> Zero-shot learning (ZSL) is a problem setup in deep learning where, at test time, a learner observes samples from classes which were not observed during training, and needs to predict the class that they belong to. The name is a play on words based on the earlier concept of one-shot learning, in which classification can be learned from only one, or a few, examples.
https://en.wikipedia.org/wiki/Zero-shot_learning
edit: since there seems to be some degree of confusion regarding this definition, I'll break it down more simply:
We are modeling the conditional probability P(Audio|Voice). If the model samples from this distribution for a Voice class not observed during training, it is by definition zero-shot.

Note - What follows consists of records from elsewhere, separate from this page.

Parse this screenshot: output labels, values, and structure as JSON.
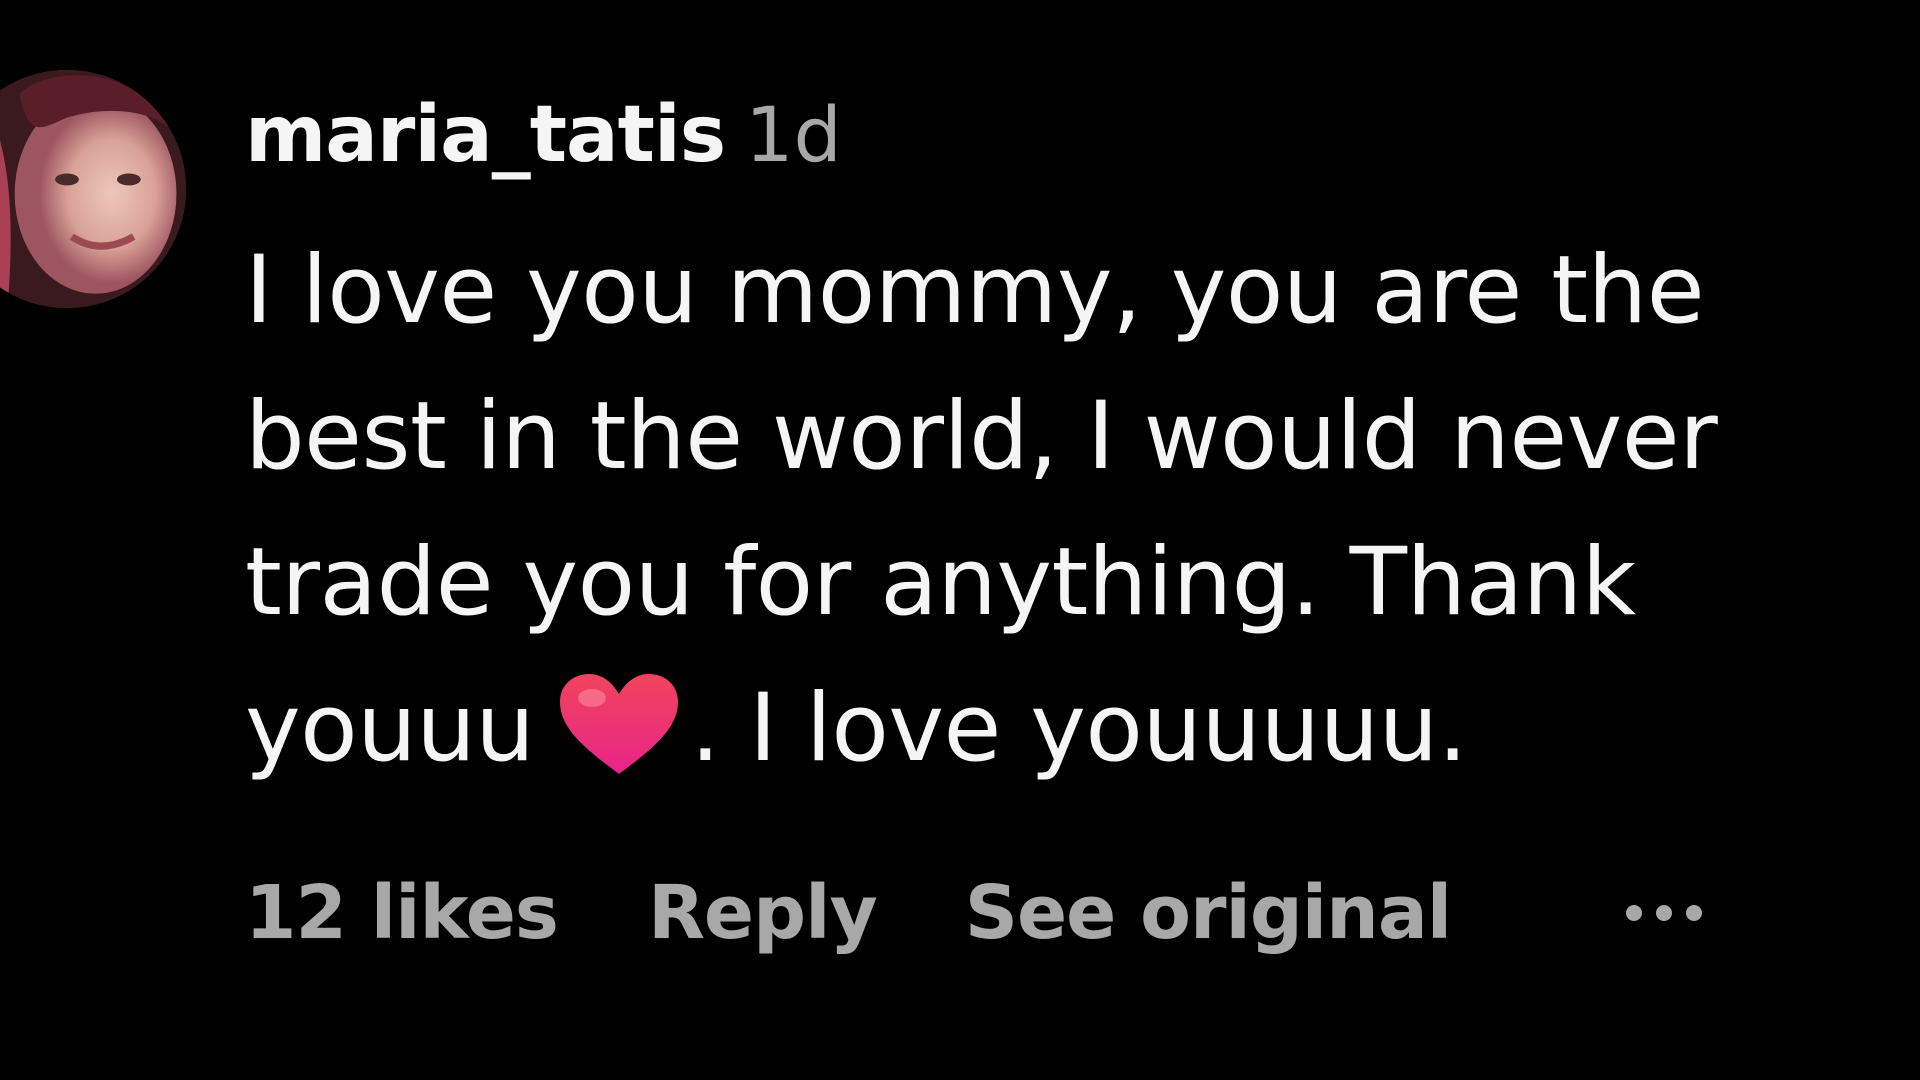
{
  "comment": {
    "username": "maria_tatis",
    "timestamp": "1d",
    "text_part1": "I love you mommy, you are the best in the world, I would never trade you for anything. Thank youuu",
    "text_part2": ". I love youuuuu.",
    "emoji_icon": "red-heart-icon",
    "avatar_icon": "profile-photo"
  },
  "actions": {
    "likes": "12 likes",
    "reply": "Reply",
    "see_original": "See original",
    "more_icon": "more-options-icon"
  },
  "colors": {
    "background": "#000000",
    "primary_text": "#f5f5f5",
    "secondary_text": "#a8a8a8",
    "heart": "#f0305c"
  }
}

"Prediction" here is not a simple classification, but the estimation of this conditional probability distribution for a Voice class not observed during training.
Providing reference audio to a model at inference-time is no different than including an AGENTS.md when interacting with an LLM. You're providing context, not updating the model weights.
I think the point is it's not zero shot if a sample is needed. A system that require one sample is usually considered one-shot, or few-shot if it needs few, etc etc.
This generic answer from Wikipedia is not very helpful in this context. Zero-shot voice cloning in TTS usually means that data of the target speaker you want the generated speech to sound like does not need to be included in the training data used to train the TTS models. In other words, you can provide an audio sample of the target speaker together with the text to be spoken to generate the audio that sounds like it was spoken by that speaker.